I saw a lot of competitive programmers writing code with ((a + b) % d + d) % d in C++. Why don't they just use (a + b) % d? What is that + d inside parentheses good for? Does it have something to do with negative numbers?

Thanks

Answer 1

Yes you are correct. Until C++11 the behaviour of the remainder operator % for negative arguments was left to the implementation, subject to some constraints. And adding d to the left argument can help that so long as the other terms in that argument sum to greater or equal to -d, which, in general is not the case. (-a / d multiples of d for the case of negative a would have been a better additive constant in your particular case.)

Answer 2

Yes, it has something to do with negative numbers. It prevents the result from being a negative number under certain conditions. In this case, when the b variable is negative, the result of b % d is also negative. This result can never be greater than d, so adding d to this result forces the result to be positive.
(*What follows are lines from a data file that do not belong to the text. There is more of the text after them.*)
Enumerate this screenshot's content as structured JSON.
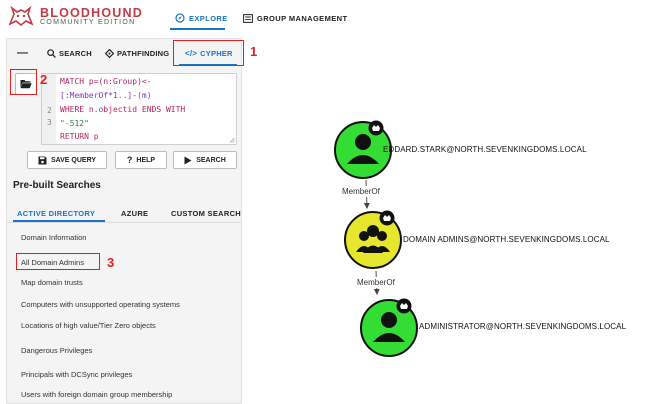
{
  "header": {
    "brand_title": "BLOODHOUND",
    "brand_subtitle": "COMMUNITY EDITION",
    "nav": [
      {
        "label": "EXPLORE",
        "icon": "compass-icon"
      },
      {
        "label": "GROUP MANAGEMENT",
        "icon": "group-management-icon"
      }
    ]
  },
  "panel": {
    "tabs": [
      {
        "label": "SEARCH",
        "icon": "search-icon"
      },
      {
        "label": "PATHFINDING",
        "icon": "pathfinding-icon"
      },
      {
        "label": "CYPHER",
        "icon": "code-icon"
      }
    ],
    "editor": {
      "line_numbers": [
        "2",
        "3"
      ],
      "lines": [
        "MATCH p=(n:Group)<-",
        "[:MemberOf*1..]-(m)",
        "WHERE n.objectid ENDS WITH",
        "\"-512\"",
        "RETURN p"
      ]
    },
    "buttons": {
      "save": "SAVE QUERY",
      "help": "HELP",
      "search": "SEARCH"
    },
    "prebuilt_title": "Pre-built Searches",
    "subtabs": [
      "ACTIVE DIRECTORY",
      "AZURE",
      "CUSTOM SEARCH"
    ],
    "queries": [
      "Domain Information",
      "All Domain Admins",
      "Map domain trusts",
      "Computers with unsupported operating systems",
      "Locations of high value/Tier Zero objects",
      "Dangerous Privileges",
      "Principals with DCSync privileges",
      "Users with foreign domain group membership"
    ]
  },
  "annotations": [
    "1",
    "2",
    "3"
  ],
  "graph": {
    "nodes": [
      {
        "label": "EDDARD.STARK@NORTH.SEVENKINGDOMS.LOCAL",
        "kind": "user",
        "color": "#33dd33"
      },
      {
        "label": "DOMAIN ADMINS@NORTH.SEVENKINGDOMS.LOCAL",
        "kind": "group",
        "color": "#e6e62e"
      },
      {
        "label": "ADMINISTRATOR@NORTH.SEVENKINGDOMS.LOCAL",
        "kind": "user",
        "color": "#33dd33"
      }
    ],
    "edges": [
      {
        "label": "MemberOf"
      },
      {
        "label": "MemberOf"
      }
    ]
  },
  "colors": {
    "accent": "#1a73c8",
    "brand": "#c23b46",
    "annotation": "#e02020",
    "user_node": "#33dd33",
    "group_node": "#e6e62e"
  }
}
Below code is Java code, but it has the same principle:

int a = 13;
int b = -23;
int d = 31;

int result1 = (a + b % d + d) % d;
int result2 = (a + b % d) % d;

System.out.println(result1);
System.out.println(result2);

It outputs the following:

21
-10

Answer 3

To avoid integer overflow and to always keep number positive we use modular arithmetic. Compettitve programmers tend to use (a+b)%b instead of a%b when a is a negative number.

a%b = (a+b)%b
(a+b)%b = a%b + b%b = a%b + 0 = a%b

Like a=-2 & b=5 then a%b = 3